Bottom dollar no fun for Canada

Parity with U.S. greenback spells trouble down the road

The parity of the Canadian and U.S. dollar is expected to put a squeeze on U.S. shooting here, but not just yet, industry players said Monday.

U.S. location shooting in Canada continues to benefit from major studios stockpiling product ahead of a possible SAG strike next June.

But after that, the loss of Canada's long-standing exchange rate-based competitive advantage — the Canadian dollar actually topped its U.S. counterpart last Thursday — is expected to eventually reduce the flow of studio shoots north of the border.

Ken Ferguson, president of Toronto Film Studios, said that major studios are less cost-conscious these days as they stockpile films and TV shows ahead of contract talks with U.S.-based writers and actors.

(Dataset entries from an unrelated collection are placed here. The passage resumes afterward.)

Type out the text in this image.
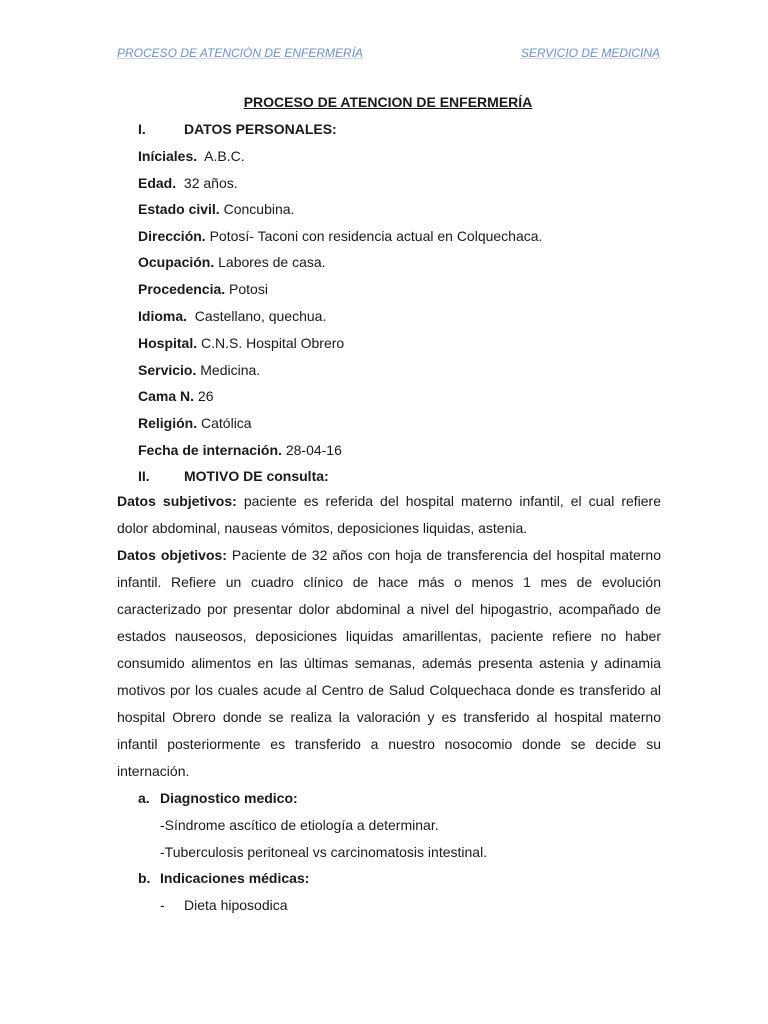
PROCESO DE ATENCIÓN DE ENFERMERÍA	SERVICIO DE MEDICINA
PROCESO DE ATENCION DE ENFERMERÍA
I.	DATOS PERSONALES:
Iníciales. A.B.C.
Edad. 32 años.
Estado civil. Concubina.
Dirección. Potosí- Taconi con residencia actual en Colquechaca.
Ocupación. Labores de casa.
Procedencia. Potosi
Idioma. Castellano, quechua.
Hospital. C.N.S. Hospital Obrero
Servicio. Medicina.
Cama N. 26
Religión. Católica
Fecha de internación. 28-04-16
II. MOTIVO DE consulta:
Datos subjetivos: paciente es referida del hospital materno infantil, el cual refiere dolor abdominal, nauseas vómitos, deposiciones liquidas, astenia.
Datos objetivos: Paciente de 32 años con hoja de transferencia del hospital materno infantil. Refiere un cuadro clínico de hace más o menos 1 mes de evolución caracterizado por presentar dolor abdominal a nivel del hipogastrio, acompañado de estados nauseosos, deposiciones liquidas amarillentas, paciente refiere no haber consumido alimentos en las últimas semanas, además presenta astenia y adinamia motivos por los cuales acude al Centro de Salud Colquechaca donde es transferido al hospital Obrero donde se realiza la valoración y es transferido al hospital materno infantil posteriormente es transferido a nuestro nosocomio donde se decide su internación.
a. Diagnostico medico:
-Síndrome ascítico de etiología a determinar.
-Tuberculosis peritoneal vs carcinomatosis intestinal.
b. Indicaciones médicas:
- Dieta hiposodica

The last time the Canadian and U.S. dollars were at parity was in November 1976. In the intervening years, Canada established itself as Hollywood North as it enticed L.A. producers here with financial incentives, including a cheap dollar and tax credits.

Now, dollar parity has redrawn the Canadian production landscape. Ferguson said the true impact of the juiced-up Canadian dollar won't reveal itself before next summer.

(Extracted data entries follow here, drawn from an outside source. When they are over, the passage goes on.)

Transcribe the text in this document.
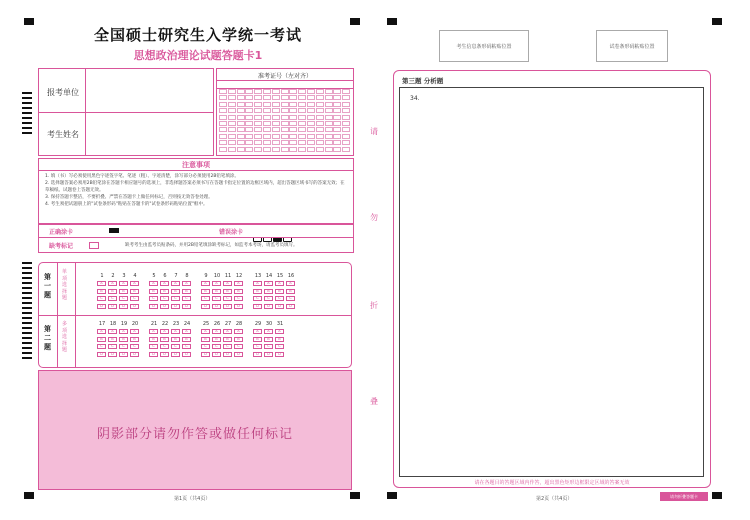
全国硕士研究生入学统一考试
思想政治理论试题答题卡1
报考单位
考生姓名
准考证号（左对齐）
注意事项
1. 填（书）写必须使用黑色字迹签字笔、笔迹（粗）、字迹清楚，涂写部分必须使用2B铅笔填涂。
2. 选择题答案必须用2B铅笔涂在答题卡相应题号的选项上，非选择题答案必须书写在答题卡指定位置的边框区域内，超出答题区域书写的答案无效；在草稿纸、试题卷上答题无效。
3. 保持答题卡整洁，不要折叠、严禁在答题卡上做任何标记，否则按无效答卷处理。
4. 考生须把试题册上的"试卷条形码"粘贴在答题卡的"试卷条形码粘贴位置"框中。
正确涂卡	错误涂卡
缺考标记	缺考考生由监考员贴条码，并用2B铅笔填涂缺考标记，如监考本考场，请监考员填写。
第一题
单项选择题
第二题
多项选择题
1
A
B
C
D
2
A
B
C
D
3
A
B
C
D
4
A
B
C
D
5
A
B
C
D
6
A
B
C
D
7
A
B
C
D
8
A
B
C
D
9
A
B
C
D
10
A
B
C
D
11
A
B
C
D
12
A
B
C
D
13
A
B
C
D
14
A
B
C
D
15
A
B
C
D
16
A
B
C
D
17
A
B
C
D
18
A
B
C
D
19
A
B
C
D
20
A
B
C
D
21
A
B
C
D
22
A
B
C
D
23
A
B
C
D
24
A
B
C
D
25
A
B
C
D
26
A
B
C
D
27
A
B
C
D
28
A
B
C
D
29
A
B
C
D
30
A
B
C
D
31
A
B
C
D
阴影部分请勿作答或做任何标记
第1页（共4页）
请
勿
折
叠
考生信息条形码粘贴位置	试卷条形码粘贴位置
第三题 分析题
34.
请在各题目的答题区域内作答，超出黑色矩形边框限定区域的答案无效
第2页（共4页）	请勿折叠答题卡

"As much as the studios say they're not stockpiling, the fact is they are, and there will be less interest in coming here after next June," Ferguson said.

Dollar parity is particularly unwelcome for Ferguson, who is building the $60 million FilmPort studio on Toronto's waterfront, which is slated for a March opening.

John Barrack, national executive vp and general counsel for independent producers group the Canadian Film and Television Production Assn., agrees that studio stockpiling is providing a windfall to the Canadian production sector.

But absent the need to stockpile product ahead of a possible labor stoppage, Barrack said the level of foreign production would likely be well down thanks to the exchange rate.

Meanwhile, Stephen Waddell, national executive director of performers union ACTRA, called on the federal government to consider upping the current tax credit for foreign producers to keep major studios working in Canada.

"It's time to do something to raise that (federal) tax credit," Waddell urged.

He said that ACTRA will summon the Canadian Film and Television Industry Council, an umbrella lobby group for the domestic film and TV industry, to pressure Ottawa to sweeten the pot for foreign producers.

"It's necessary for the government to help promote production in Canada. This is a globally competitive business, and the U.S. producers and the studios, when looking at where to shoot major productions, will look to cost advantages," he said.